From the Dirt to the Sky

A funny thing has happened to my writing since taking a workshop on fairy tales back in January of 2011–my usual realist short fiction has become increasingly more magical. It seems as though for every short story about internal struggles and character development I’ve written, I’ve followed them with tales of talking animals and girls with magical gifts.

I don’t think this is a bad thing.

My last fairy tale involved a talking raven. I doubt Raymond Carver would ever write about a talking raven, but if he did, I bet the raven would have been one hell of a drunk.

In Kate Bernheimer’s essay “Fairy tale is Form, Form is Fairy Tale,” she argues for the integrity of fairy tales as a classic structure for storytelling. I too believe that this field of writing can greatly inform our more realistic writing and enliven the otherwise mundane by injecting a new sense of magic into the everyday. Too often readers and writers scoff at fairy tales for being too simple or childish or cliche. I can only hope that they expand their horizons beyond what Disney has to offer and look to writers like Bernheimer for better examples of the genre.

Read this book for an example of contemporary literary fairy tales with an emphasis on female protagonists.

Fairy tales have a structured form. Even a novice reader can recognize the makings of a fairy tale. The characters are usually one-dimensional; sometimes they lack names. The realm of magic mixes freely with our world. Children are not shocked by talking animals. Human characters interact with magical creatures such as mermaids and fairies. Knowing what to expect out of fairy tales is part of why they work so well and why they are a literary tradition that has lasted for so long.

But how can they inform other literary genres? My usual style of “dirty realism” (I believe this is a term often attributed to Raymond Carver’s writing) focuses on little moments, on characters over plot, and often on internal struggles that can’t be fixed through magic, however much my characters may wish it were that easy. One thing I have discovered, through Kate Bernheimer’s writing and within my own, is that fairy tales are a great form through which to tell feminist stories, something that I often do through realist fiction. My fairy tale heroins who are empowered through magical incidents have become inspiration for my literary fiction protagonists struggling through bad marriages and broken family relationships.

Just because one story reaches for the sky doesn’t mean it cannot affect those stories stuck in the dirt.

Over the last few months I worked on two stories simultaneously. One story was a realist short fiction piece based on a real life “fact is stranger than fiction” news story about a man in Ohio who killed himself after releasing all the wild animals on his reserve. The exotic animals roamed through the small town’s neighborhood and most were killed by local police officers. This incident played out as the backdrop for a family drama about a young girl and her mother–and her mother’s boyfriend, a married man. This story explores the wild we bring knowingly or unknowingly into our family’s lives.

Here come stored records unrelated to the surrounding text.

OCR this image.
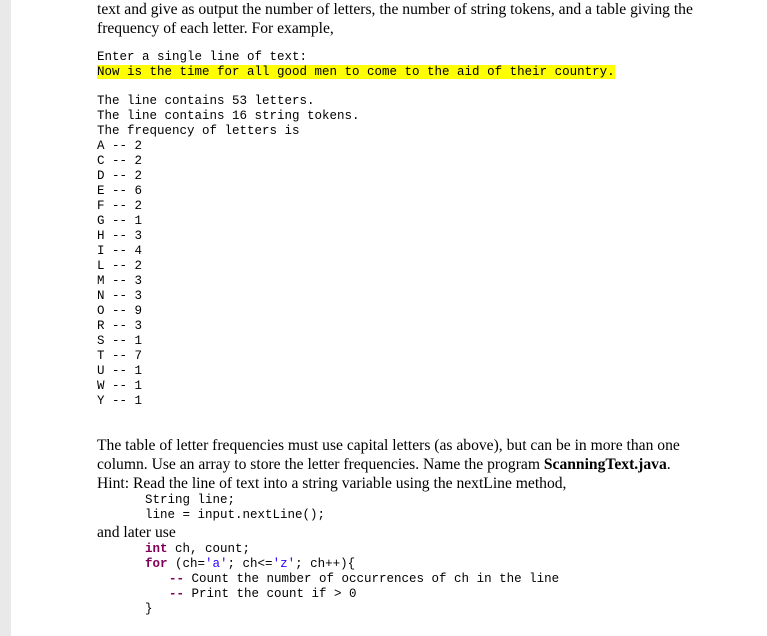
text and give as output the number of letters, the number of string tokens, and a table giving the

frequency of each letter. For example,

Enter a single line of text:

Now is the time for all good men to come to the aid of their country.

The line contains 53 letters.

The line contains 16 string tokens.

The frequency of letters is

A -- 2
C -- 2
D -- 2
E -- 6
F -- 2
G -- 1
H -- 3
I -- 4
L -- 2
M -- 3
N -- 3
O -- 9
R -- 3
S -- 1
T -- 7
U -- 1
W -- 1
Y -- 1

The table of letter frequencies must use capital letters (as above), but can be in more than one

column. Use an array to store the letter frequencies. Name the program ScanningText.java.

Hint: Read the line of text into a string variable using the nextLine method,

String line;

line = input.nextLine();

and later use

int ch, count;

for (ch='a'; ch<='z'; ch++){

-- Count the number of occurrences of ch in the line

-- Print the count if > 0

}
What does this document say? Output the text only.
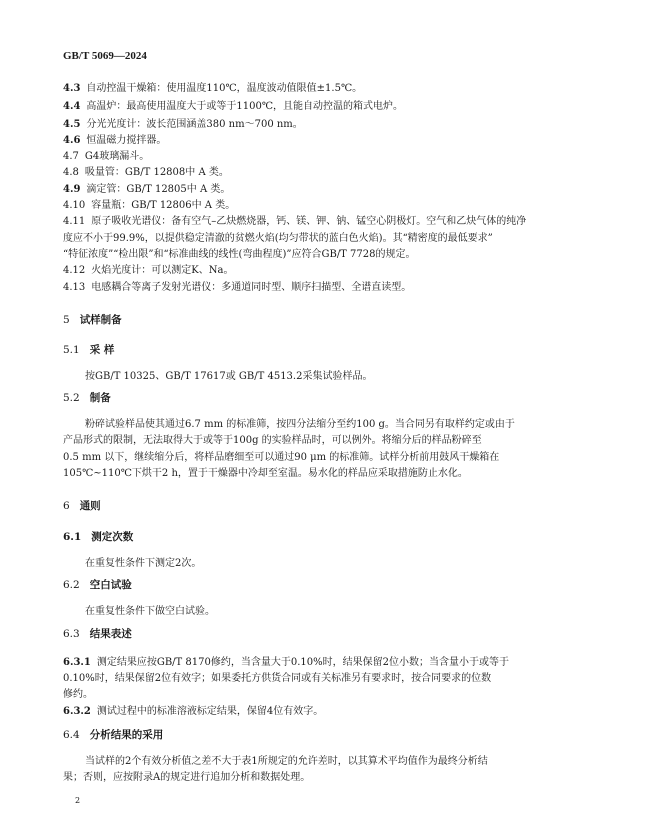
GB/T 5069—2024
4.3 自动控温干燥箱：使用温度110℃，温度波动值限值±1.5℃。
4.4 高温炉：最高使用温度大于或等于1100℃，且能自动控温的箱式电炉。
4.5 分光光度计：波长范围涵盖380 nm～700 nm。
4.6 恒温磁力搅拌器。
4.7 G4玻璃漏斗。
4.8 吸量管：GB/T 12808中 A 类。
4.9 滴定管：GB/T 12805中 A 类。
4.10 容量瓶：GB/T 12806中 A 类。
4.11 原子吸收光谱仪：备有空气–乙炔燃烧器，钙、镁、钾、钠、锰空心阴极灯。空气和乙炔气体的纯净
度应不小于99.9%，以提供稳定清澈的贫燃火焰(均匀带状的蓝白色火焰)。其“精密度的最低要求”
“特征浓度”“检出限”和“标准曲线的线性(弯曲程度)”应符合GB/T 7728的规定。
4.12 火焰光度计：可以测定K、Na。
4.13 电感耦合等离子发射光谱仪：多通道同时型、顺序扫描型、全谱直读型。
5 试样制备
5.1 采 样
按GB/T 10325、GB/T 17617或 GB/T 4513.2采集试验样品。
5.2 制备
粉碎试验样品使其通过6.7 mm 的标准筛，按四分法缩分至约100 g。当合同另有取样约定或由于
产品形式的限制，无法取得大于或等于100g 的实验样品时，可以例外。将缩分后的样品粉碎至
0.5 mm 以下，继续缩分后，将样品磨细至可以通过90 μm 的标准筛。试样分析前用鼓风干燥箱在
105℃~110℃下烘干2 h，置于干燥器中冷却至室温。易水化的样品应采取措施防止水化。
6 通则
6.1 测定次数
在重复性条件下测定2次。
6.2 空白试验
在重复性条件下做空白试验。
6.3 结果表述
6.3.1 测定结果应按GB/T 8170修约，当含量大于0.10%时，结果保留2位小数；当含量小于或等于
0.10%时，结果保留2位有效字；如果委托方供货合同或有关标准另有要求时，按合同要求的位数
修约。
6.3.2 测试过程中的标准溶液标定结果，保留4位有效字。
6.4 分析结果的采用
当试样的2个有效分析值之差不大于表1所规定的允许差时，以其算术平均值作为最终分析结
果；否则，应按附录A的规定进行追加分析和数据处理。
2
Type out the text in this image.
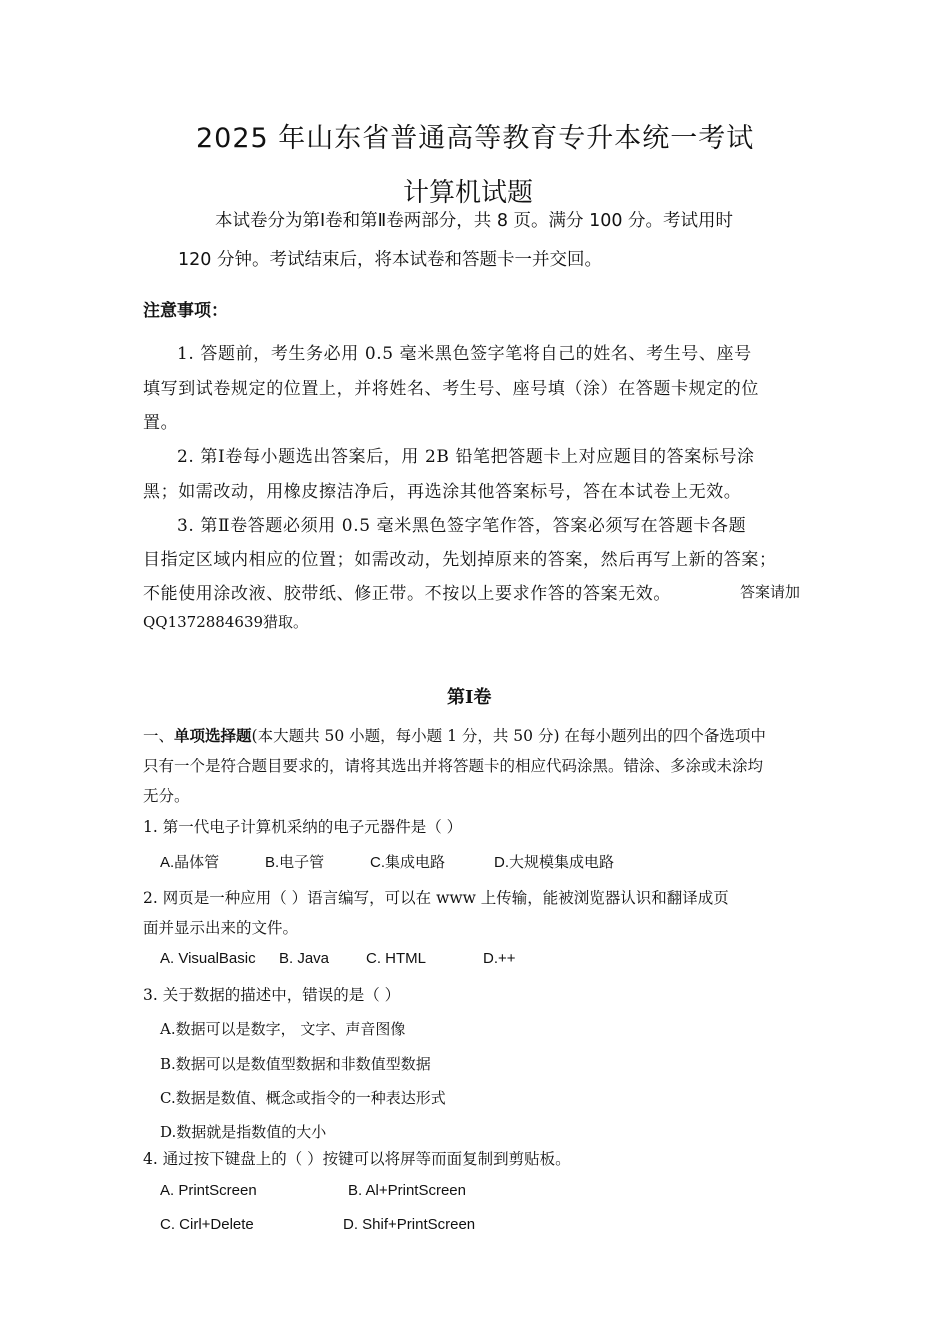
2025 年山东省普通高等教育专升本统一考试
计算机试题
本试卷分为第Ⅰ卷和第Ⅱ卷两部分，共 8 页。满分 100 分。考试用时
120 分钟。考试结束后，将本试卷和答题卡一并交回。
注意事项：
1. 答题前，考生务必用 0.5 毫米黑色签字笔将自己的姓名、考生号、座号
填写到试卷规定的位置上，并将姓名、考生号、座号填（涂）在答题卡规定的位
置。
2. 第Ⅰ卷每小题选出答案后，用 2B 铅笔把答题卡上对应题目的答案标号涂
黑；如需改动，用橡皮擦洁净后，再选涂其他答案标号，答在本试卷上无效。
3. 第Ⅱ卷答题必须用 0.5 毫米黑色签字笔作答，答案必须写在答题卡各题
目指定区域内相应的位置；如需改动，先划掉原来的答案，然后再写上新的答案；
不能使用涂改液、胶带纸、修正带。不按以上要求作答的答案无效。	答案请加
QQ1372884639猎取。
第Ⅰ卷
一、单项选择题(本大题共 50 小题，每小题 1 分，共 50 分) 在每小题列出的四个备选项中
只有一个是符合题目要求的，请将其选出并将答题卡的相应代码涂黑。错涂、多涂或未涂均
无分。
1. 第一代电子计算机采纳的电子元器件是（ ）
A.晶体管	B.电子管	C.集成电路	D.大规模集成电路
2. 网页是一种应用（ ）语言编写，可以在 www 上传输，能被浏览器认识和翻译成页
面并显示出来的文件。
A. VisualBasic B. Java C. HTML	D.++
3. 关于数据的描述中，错误的是（ ）
A.数据可以是数字， 文字、声音图像
B.数据可以是数值型数据和非数值型数据
C.数据是数值、概念或指令的一种表达形式
D.数据就是指数值的大小
4. 通过按下键盘上的（ ）按键可以将屏等而面复制到剪贴板。
A. PrintScreen	B. Al+PrintScreen
C. Cirl+Delete	D. Shif+PrintScreen
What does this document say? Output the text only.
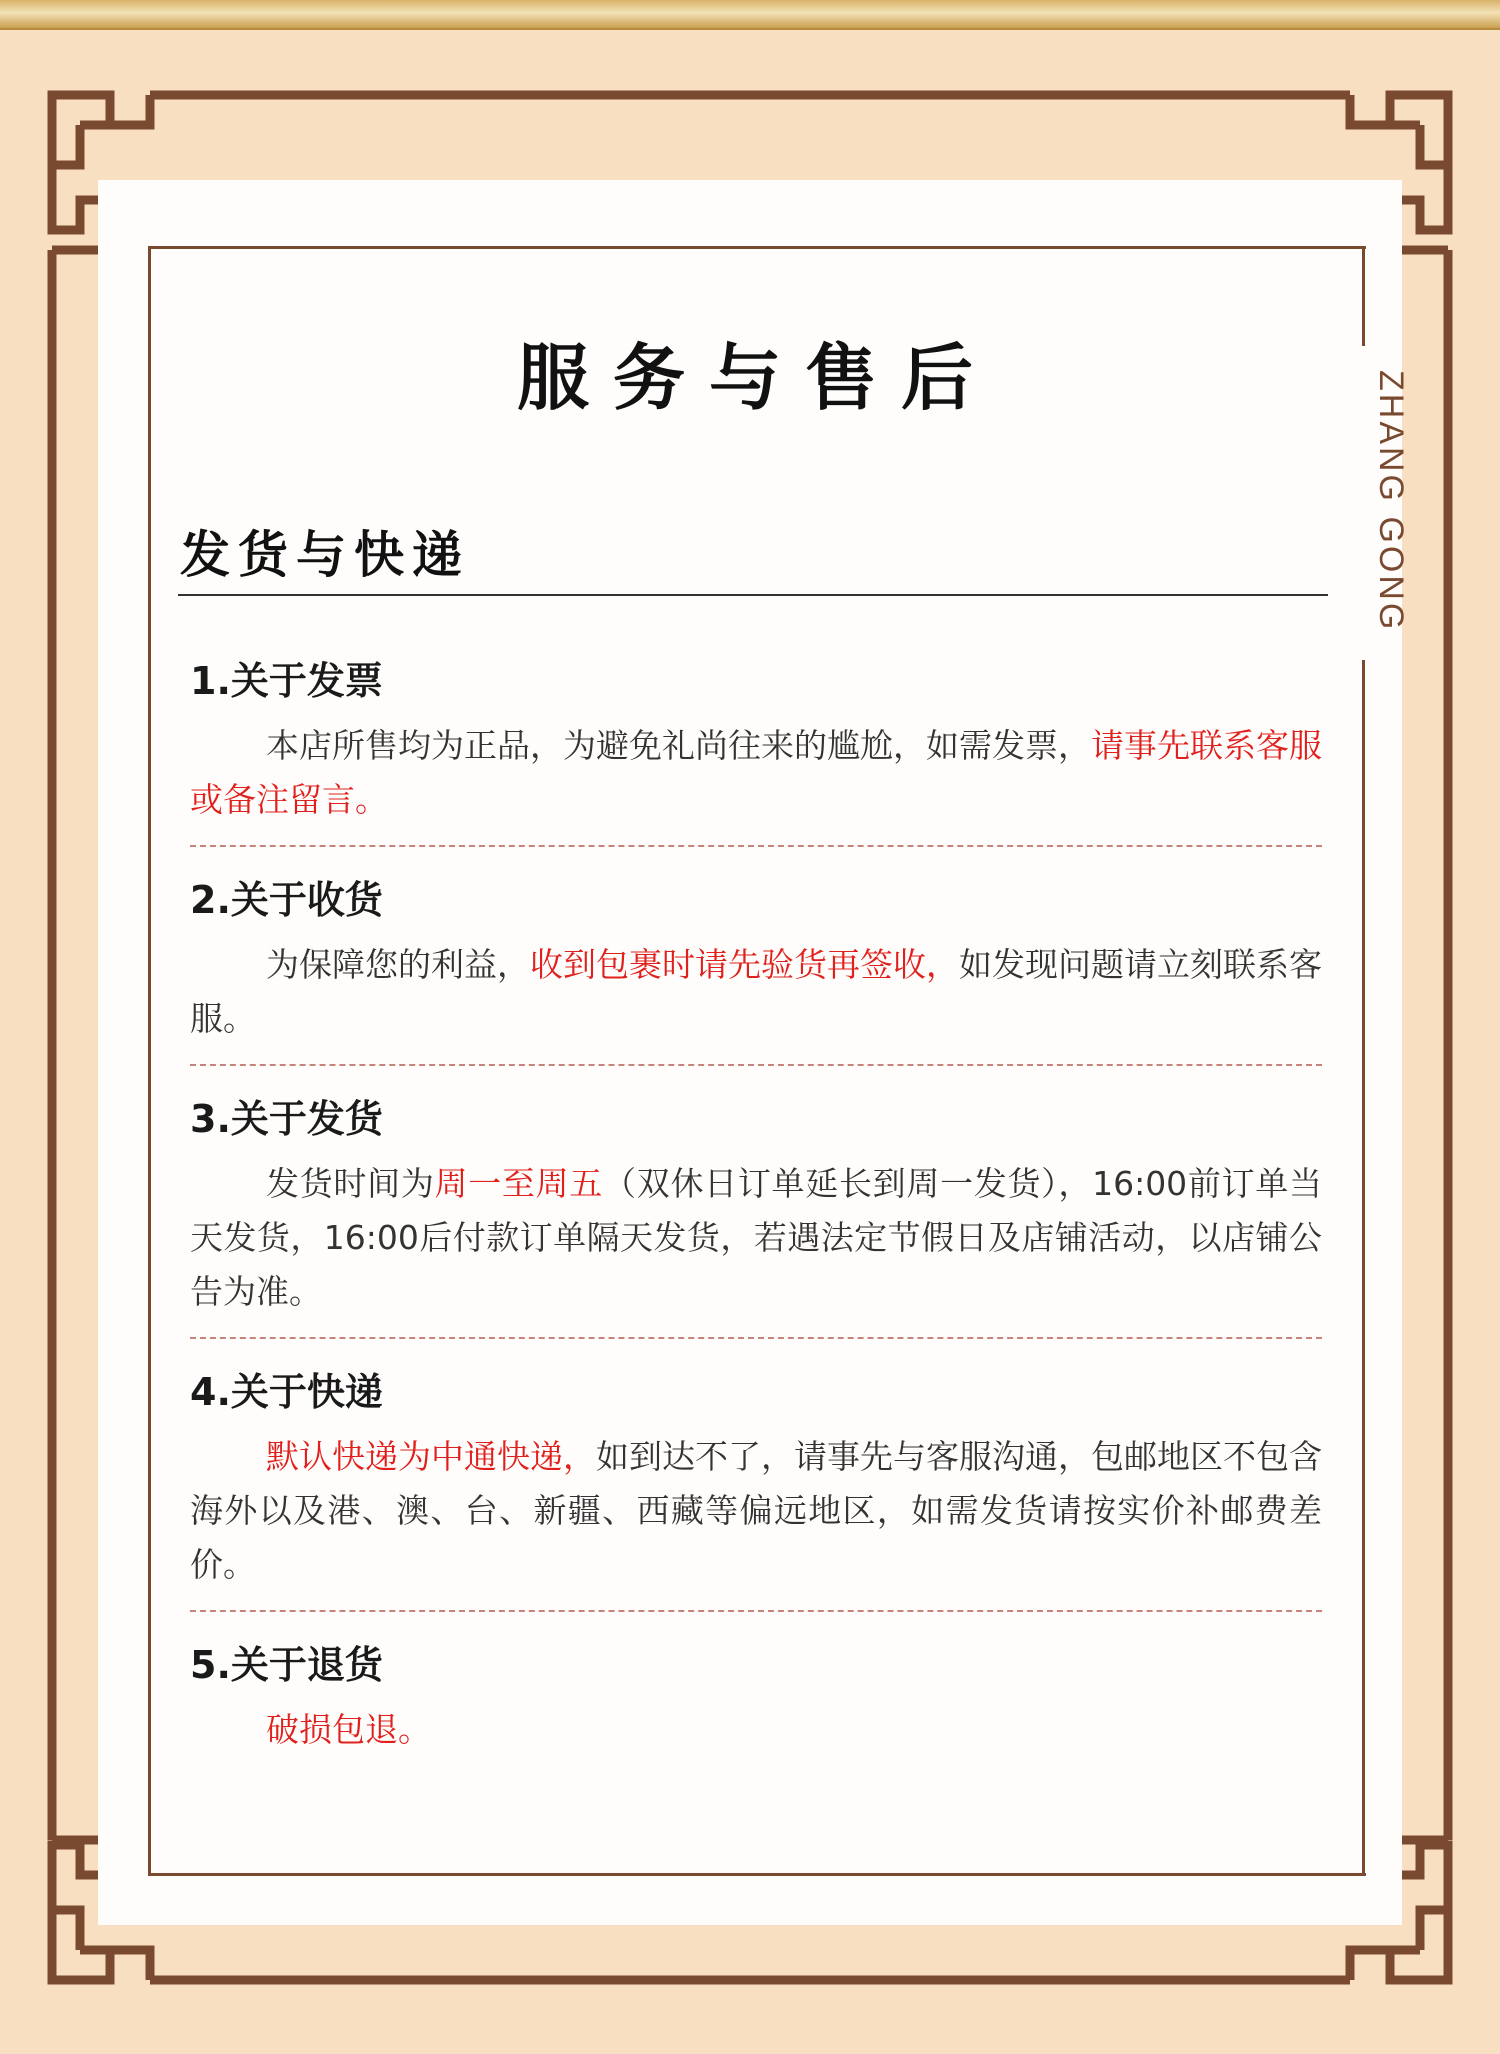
ZHANG GONG
服务与售后
发货与快递
1.关于发票

本店所售均为正品，为避免礼尚往来的尴尬，如需发票，请事先联系客服或备注留言。

2.关于收货

为保障您的利益，收到包裹时请先验货再签收，如发现问题请立刻联系客服。

3.关于发货

发货时间为周一至周五（双休日订单延长到周一发货），16:00前订单当天发货，16:00后付款订单隔天发货，若遇法定节假日及店铺活动，以店铺公告为准。

4.关于快递

默认快递为中通快递，如到达不了，请事先与客服沟通，包邮地区不包含海外以及港、澳、台、新疆、西藏等偏远地区，如需发货请按实价补邮费差价。

5.关于退货

破损包退。
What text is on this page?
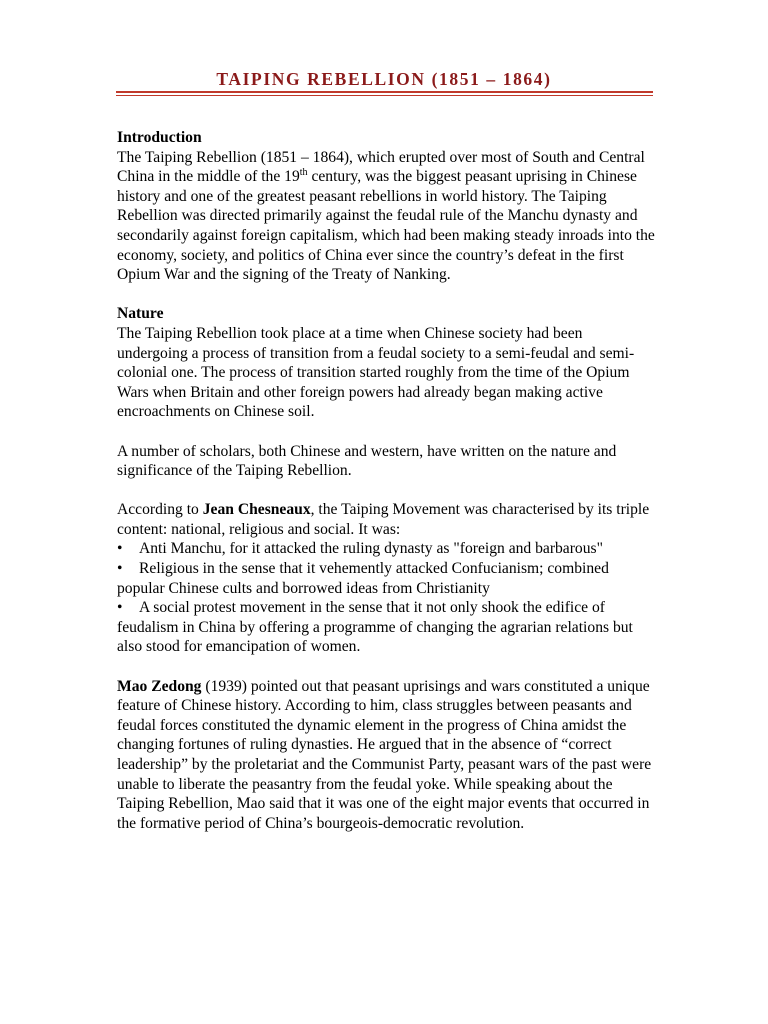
TAIPING REBELLION (1851 – 1864)

Introduction

The Taiping Rebellion (1851 – 1864), which erupted over most of South and Central China in the middle of the 19th century, was the biggest peasant uprising in Chinese history and one of the greatest peasant rebellions in world history. The Taiping Rebellion was directed primarily against the feudal rule of the Manchu dynasty and secondarily against foreign capitalism, which had been making steady inroads into the economy, society, and politics of China ever since the country’s defeat in the first Opium War and the signing of the Treaty of Nanking.

Nature

The Taiping Rebellion took place at a time when Chinese society had been undergoing a process of transition from a feudal society to a semi-feudal and semi-colonial one. The process of transition started roughly from the time of the Opium Wars when Britain and other foreign powers had already began making active encroachments on Chinese soil.

A number of scholars, both Chinese and western, have written on the nature and significance of the Taiping Rebellion.

According to Jean Chesneaux, the Taiping Movement was characterised by its triple content: national, religious and social. It was:

• Anti Manchu, for it attacked the ruling dynasty as "foreign and barbarous"

• Religious in the sense that it vehemently attacked Confucianism; combined popular Chinese cults and borrowed ideas from Christianity

• A social protest movement in the sense that it not only shook the edifice of feudalism in China by offering a programme of changing the agrarian relations but also stood for emancipation of women.

Mao Zedong (1939) pointed out that peasant uprisings and wars constituted a unique feature of Chinese history. According to him, class struggles between peasants and feudal forces constituted the dynamic element in the progress of China amidst the changing fortunes of ruling dynasties. He argued that in the absence of “correct leadership” by the proletariat and the Communist Party, peasant wars of the past were unable to liberate the peasantry from the feudal yoke. While speaking about the Taiping Rebellion, Mao said that it was one of the eight major events that occurred in the formative period of China’s bourgeois-democratic revolution.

The second story I wrote was a fairy tale about a little girl living on a farm with her father. Her father refuses to let her help with the farm chores, tend the animals, or really lead any kind of life outside of her home. To supplement this oppression, the father gives his daughter pets to make her happy. The only problem is that she keeps accidentally killing them. Her wild instincts are too big for the cage her father tries to keep her in. The story ends with the opportunity for the child to leave her home behind and join the wild animals in the nearby forest. This is a story about the wild we try to keep out of our family’s lives.

My last fairy also included a peacock. If I could, I would find a way to add peacocks to all my stories. Here’s some literary trivia for you: Raymond Carver prominently featured a peacock in his story “Feathers.” See, I’m not alone.

I didn’t intend for these stories to overlap. It was something that happened naturally, as though they were puzzle pieces coming together to form a complete picture of children and their relationships with their parents–the give and take, the compromises, the mistakes we make. Once I realized these stories had intertwined, I decided to bring this coincidence to the forefront by naming the protagonist of each story “Lo.” This, of course, is a nod to the most famous of wild girl children, Nabokov’s Lolita.

Now that I have seen in my own work the interaction between fairy tales and realist fiction, I’d like to explore it further. This time I will consciously write two stories with similar plots, one as a fairy tale and one as more realistic fiction. Will the rigidity of its structure limit the character development in my fairy tale? Will the emphasis on character development in realist fiction make my literary fiction too internal? Or will these two forms help each other by lending to the other form what they do best? A little magic in exchange for a little reality, perhaps.